I have another arXiv preprint, “Defining Equitable Geographic Districts in Road Networks via Stable Matching” (arXiv:1706.09593, with Mike Goodrich, Doruk Korkmaz, and Nil Mamano). It’s a follow-up to our previous work on stable matching in grids, but this time in road networks.

The idea is to partition a geographic region (such as a US state) into smaller districts from a given set of centers, so that each center has an equal (or designated) proportion of the population, and everyone is near their center. We formulate it as a stable matching problem where each center should be matched to its quota of population points, represented as vertices in a road network. Each center prefers to be matched to people near it and vice versa. Here’s an example of the kind of partition you get out of this:

This shows a partition of California into eight districts with random centers. The blank spots on the map are places roads don’t go (mostly mountains and desert). You can see that there are some problems with the partition, such as the light blue center somewhere in the San Francisco Bay Area getting most of its area in the far north and far south of the state. That sort of disconnection wouldn’t be allowed in the applications we have in mind, such as congressional redistricting. We hope to fix those sorts of issues by a more careful choice of centers, or possibly also by relaxing the requirement that each center have exactly the same quota, but for now we’re just investigating how to compute this partition.

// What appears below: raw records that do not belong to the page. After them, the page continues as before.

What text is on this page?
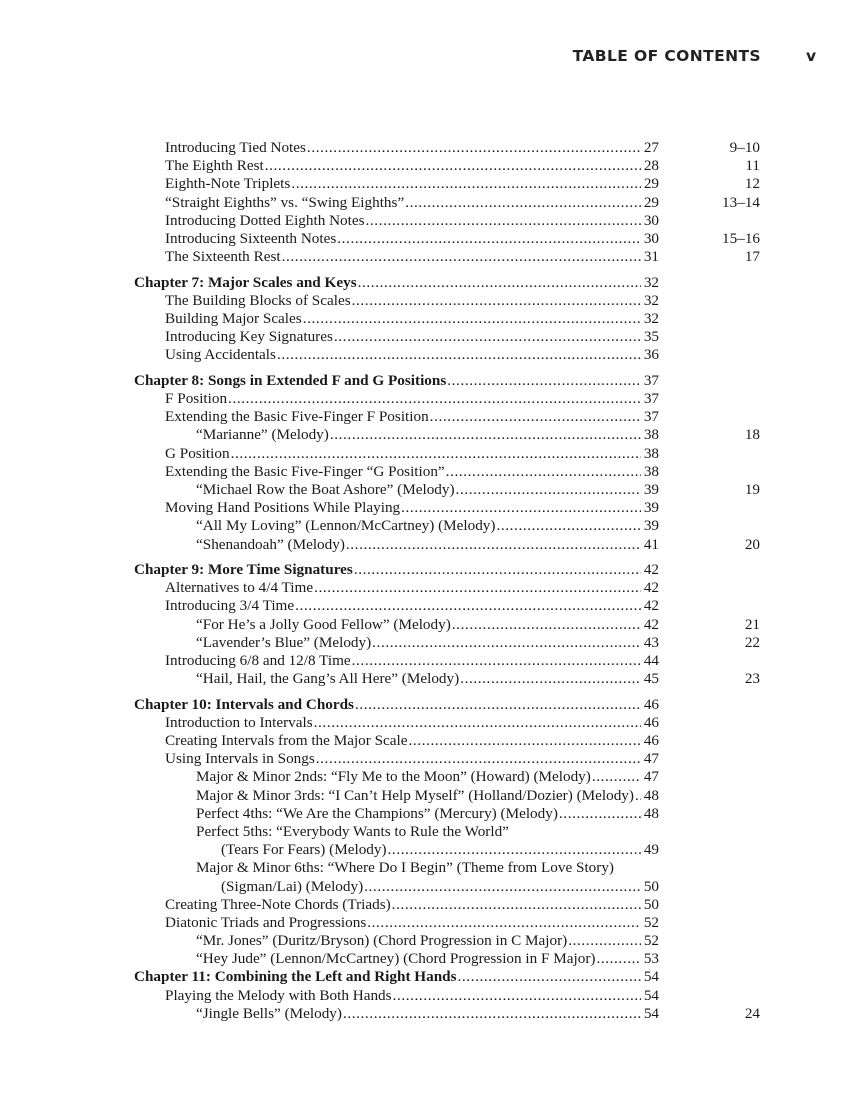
TABLE OF CONTENTS	v
Introducing Tied Notes .....	27	9–10
The Eighth Rest .....	28	11
Eighth-Note Triplets .....	29	12
“Straight Eighths” vs. “Swing Eighths” .....	29	13–14
Introducing Dotted Eighth Notes .....	30
Introducing Sixteenth Notes .....	30	15–16
The Sixteenth Rest .....	31	17
Chapter 7: Major Scales and Keys .....	32
The Building Blocks of Scales .....	32
Building Major Scales .....	32
Introducing Key Signatures .....	35
Using Accidentals .....	36
Chapter 8: Songs in Extended F and G Positions .....	37
F Position .....	37
Extending the Basic Five-Finger F Position .....	37
“Marianne” (Melody) .....	38	18
G Position .....	38
Extending the Basic Five-Finger “G Position” .....	38
“Michael Row the Boat Ashore” (Melody) .....	39	19
Moving Hand Positions While Playing .....	39
“All My Loving” (Lennon/McCartney) (Melody) .....	39
“Shenandoah” (Melody) .....	41	20
Chapter 9: More Time Signatures .....	42
Alternatives to 4/4 Time .....	42
Introducing 3/4 Time .....	42
“For He’s a Jolly Good Fellow” (Melody) .....	42	21
“Lavender’s Blue” (Melody) .....	43	22
Introducing 6/8 and 12/8 Time .....	44
“Hail, Hail, the Gang’s All Here” (Melody) .....	45	23
Chapter 10: Intervals and Chords .....	46
Introduction to Intervals .....	46
Creating Intervals from the Major Scale .....	46
Using Intervals in Songs .....	47
Major & Minor 2nds: “Fly Me to the Moon” (Howard) (Melody) .....	47
Major & Minor 3rds: “I Can’t Help Myself” (Holland/Dozier) (Melody) ..... 48
Perfect 4ths: “We Are the Champions” (Mercury) (Melody) .....	48
Perfect 5ths: “Everybody Wants to Rule the World”
(Tears For Fears) (Melody) .....	49
Major & Minor 6ths: “Where Do I Begin” (Theme from Love Story)
(Sigman/Lai) (Melody) .....	50
Creating Three-Note Chords (Triads) .....	50
Diatonic Triads and Progressions .....	52
“Mr. Jones” (Duritz/Bryson) (Chord Progression in C Major) .....	52
“Hey Jude” (Lennon/McCartney) (Chord Progression in F Major) .....	53
Chapter 11: Combining the Left and Right Hands .....	54
Playing the Melody with Both Hands .....	54
“Jingle Bells” (Melody) .....	54	24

It turns out that stable matching problems such as this one, where symmetric distance functions are used to determine the preferences on both sides of the matching, have unique solutions that can be constructed by a variant of the nearest-neighbor chain algorithm from hierarchical clustering. We already used this idea in our grid matching paper, but it was easier there because of the existence of efficient dynamic post office data structures for points in a grid. To generalize this algorithm to road networks, we need a dynamic graph algorithm that can maintain a changing subset of network vertices and find the nearest neighbor in the subset to any query point, efficiently. This turns out to be possible using a separator hierarchy, giving us an algorithm to find the matching in time $$O(n^{3/2}\log n)$$ for $$n$$-vertex networks.

This is better than the classical Gale–Shapley algorithm when the number of centers is large, especially because running Gale–Shapley requires computing and storing distances from all vertices to all centers, a slow and memory-consuming task. Using the nearest-neighbor chain method we were able to solve some partitioning problems on which other algorithms ran out of memory. However, our computational experiments showed that for most inputs a better and simpler algorithm than either Gale–Shapley or the nearest neighbor chain algorithm is possible. The idea is to interleave multiple instances of Dijkstra’s algorithm, one for each center, matching each point of the graph to the first instance of Dijkstra that reaches it, and stopping each instance when it reaches its quota. One can find inputs that cause most of the instances of Dijkstra’s algorithm to search most of the graph, so the worst-case runtime of this interleaved Dijkstra method matches the distance computation phase of Gale–Shapley. But in our experiments with random centers most of the instances of Dijkstra’s algorithm stopped early, giving us fast running times in practice.

It seems reasonable to hope that, under some assumptions about what the input looks like and with randomly chosen centers, the interleaved Dijkstra method can achieve near-linear runtime. But we were not able to prove this; it’s one of the problems we list as open at the end of the preprint.